Fuentes: Flyers might have to face more disruption with hotter skies

Unas 900 operaciones entre los aeropuertos de Heathrow y Gatwick se retrasaron o cancelaron el pasado junio cuando tormentas eléctricas bloquearon el espacio aéreo del sur de Inglaterra, en plenas vacaciones de verano. El incidente, que dejó a miles de pasajeros varados durante horas, ha reabierto un debate sobre la vulnerabilidad del sistema aéreo europeo ante el cambio climático.

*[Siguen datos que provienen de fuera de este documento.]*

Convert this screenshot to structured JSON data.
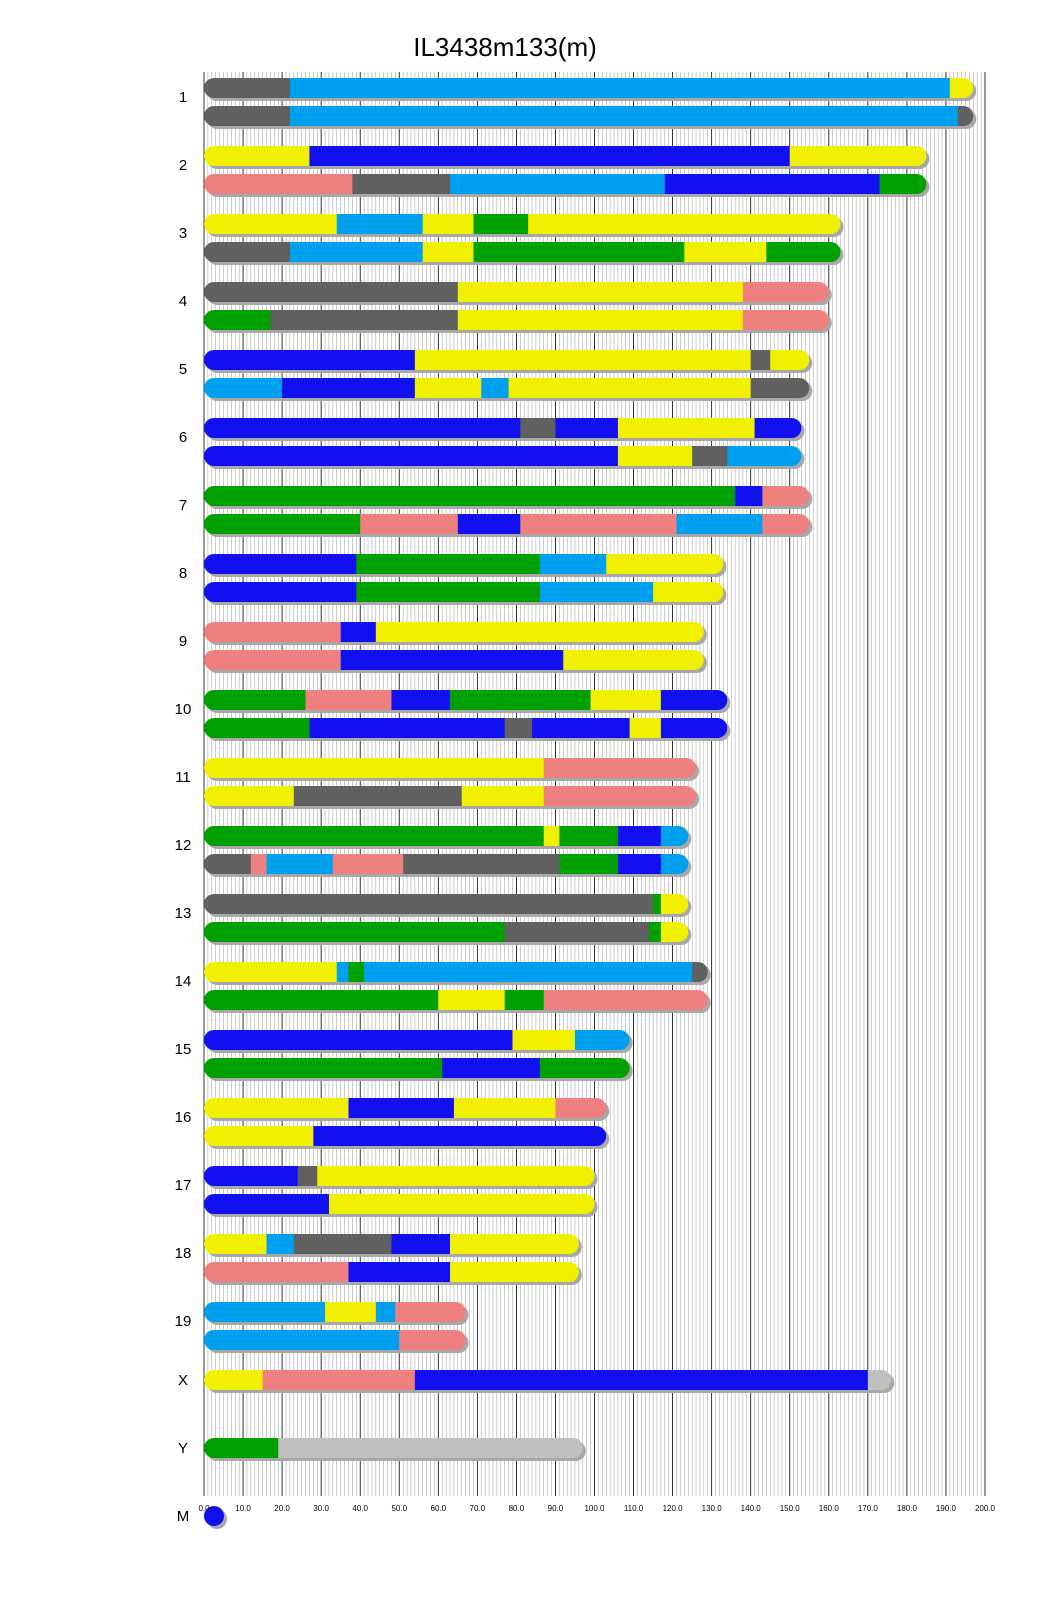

Tim Atkinson, piloto retirado y consultor de riesgos aeronáuticos, advierte de un escenario en el que los cuatro aeropuertos londinenses —Heathrow, Gatwick, Luton y Stansted— quedasen simultáneamente inoperativos por tormentas, lo que obligaría a decenas de aviones a buscar aterrizaje alternativo con reservas de combustible menguantes. La Met Office británica confirma que, aunque el número total de tormentas podría no aumentar, las que se formen serán más intensas, ya que un atmósfera más cálida retiene cerca de un 7% más de humedad por grado.

Para los controladores de NATS en Swanwick (Hampshire), estas células tormentosas son una preocupación constante: reducen el espacio aéreo útil y obligan a desvíos tardíos que consumen más combustible. Los radares meteorológicos a bordo detectan células a 320 millas náuticas, pero el carácter "táctico, no estratégico" de esos sistemas impide la planificación a largo plazo.

El ex ejecutivo Andrew Charlton, de la consultora Aviation Advocacy, considera bajo ese riesgo y recuerda la capacidad de reacción del sector. Aun así, si los retrasos por tormentas se vuelven habituales, las aerolíneas deberán cargar más carburante de forma sistemática, lo que elevará costes y, previsiblemente, tarifas para los pasajeros.